Childhood Tales of Bike Life

WE Bike NYC is organizing ten women from five organizations to ride 262 miles on bicycles from New York City to Washington, DC to represent their communities at the nation’s largest annual bicycle advocacy event, the National Bike Summit on March 3, 2014. WE are so pleased to be supported by WomanTours, Bicycle Times Magazine and Transportation Alternatives. For more about the ride, check out our fundraising page HERE!

Now that you have gotten to know who we are, learn more about us and our process. WE will be rolling out a series of guest posts from our riders and sponsors. 

Kristina Sepúlveda shares some memories of her biking beginnings…

IMG_0343This is me at 31, not 10. Hard to tell though because my face has not changed. 

I learned how to ride a bike when my family moved from New York City to Sarasota, Florida when I was 10 years old. I picked out a pink and aqua girl’s frame and wobbled around the block for a few weeks before I met my first neighborhood friend. She rode a dark red adult road bike with drop handles. She was a year older and almost a foot taller. Sometimes, I would try her bike on and stretch my legs as far as they could go to reach the ground to brake safely.

I rode my bike to school throughout the fifth grade, only a few blocks away, but a daily rush of freedom and responsibility. I went to a school too far away to ride for middle school and was teased relentless on the bus as I made my way through adolescents and the emotional eating that comes with. After school hours, to try to repair my battered self esteem, I rode around the neighborhood with guy friends, getting into petty criminal and emotional mischief. The bad kids tend to not be picked on.

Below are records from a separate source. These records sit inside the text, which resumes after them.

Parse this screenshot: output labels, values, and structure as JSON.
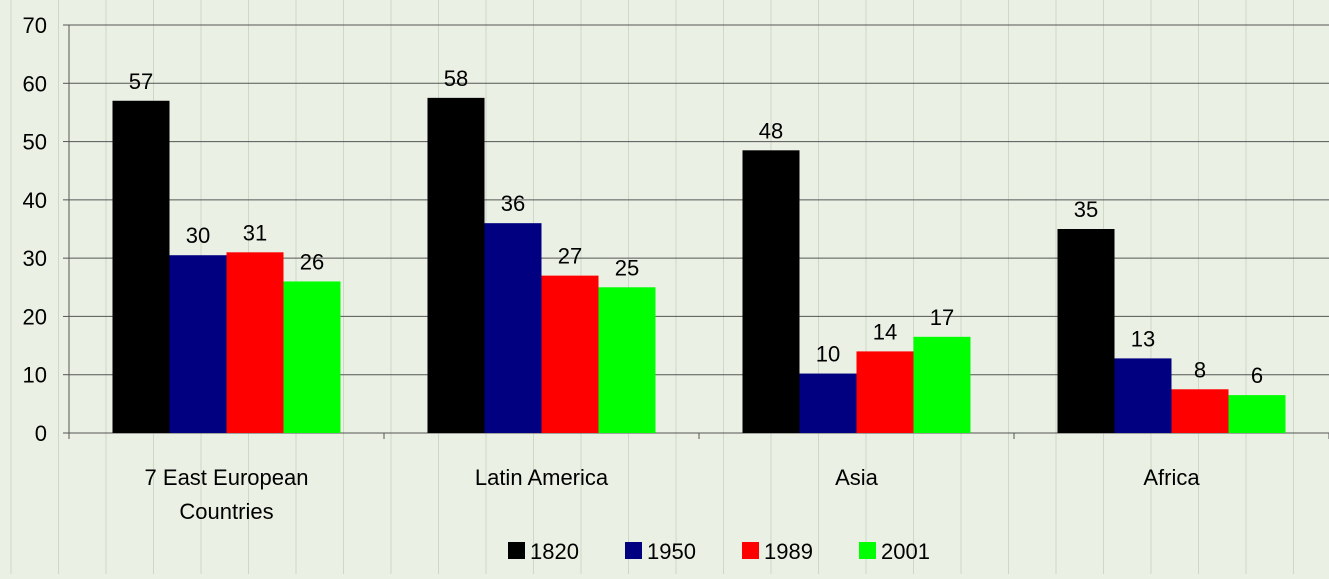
{
  "chart_data": {
    "type": "bar",
    "title": "",
    "xlabel": "",
    "ylabel": "",
    "ylim": [
      0,
      70
    ],
    "yticks": [
      0,
      10,
      20,
      30,
      40,
      50,
      60,
      70
    ],
    "grid": true,
    "legend_position": "bottom",
    "categories": [
      [
        "7 East European",
        "Countries"
      ],
      [
        "Latin America"
      ],
      [
        "Asia"
      ],
      [
        "Africa"
      ]
    ],
    "series": [
      {
        "name": "1820",
        "color": "#000000",
        "values": [
          57,
          57.5,
          48.5,
          35
        ],
        "labels": [
          "57",
          "58",
          "48",
          "35"
        ]
      },
      {
        "name": "1950",
        "color": "#000080",
        "values": [
          30.5,
          36,
          10.2,
          12.8
        ],
        "labels": [
          "30",
          "36",
          "10",
          "13"
        ]
      },
      {
        "name": "1989",
        "color": "#ff0000",
        "values": [
          31,
          27,
          14,
          7.5
        ],
        "labels": [
          "31",
          "27",
          "14",
          "8"
        ]
      },
      {
        "name": "2001",
        "color": "#00ff00",
        "values": [
          26,
          25,
          16.5,
          6.5
        ],
        "labels": [
          "26",
          "25",
          "17",
          "6"
        ]
      }
    ]
  }
}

On a particular bad behavior escalation day, I chained my bike to a low post in front of the pool hall, the height of my waist low. It was stolen within the hour. My parents, while disappointed, were not surprised that I was losing my attention to detail as I grew up. Nor were they surprised when it showed up badly beaten and not locked to the bike rack in front of the mall, I stole it back and left it to continue its journey into rust and disrepair in the garage.

I have no idea at what point my parents tossed it.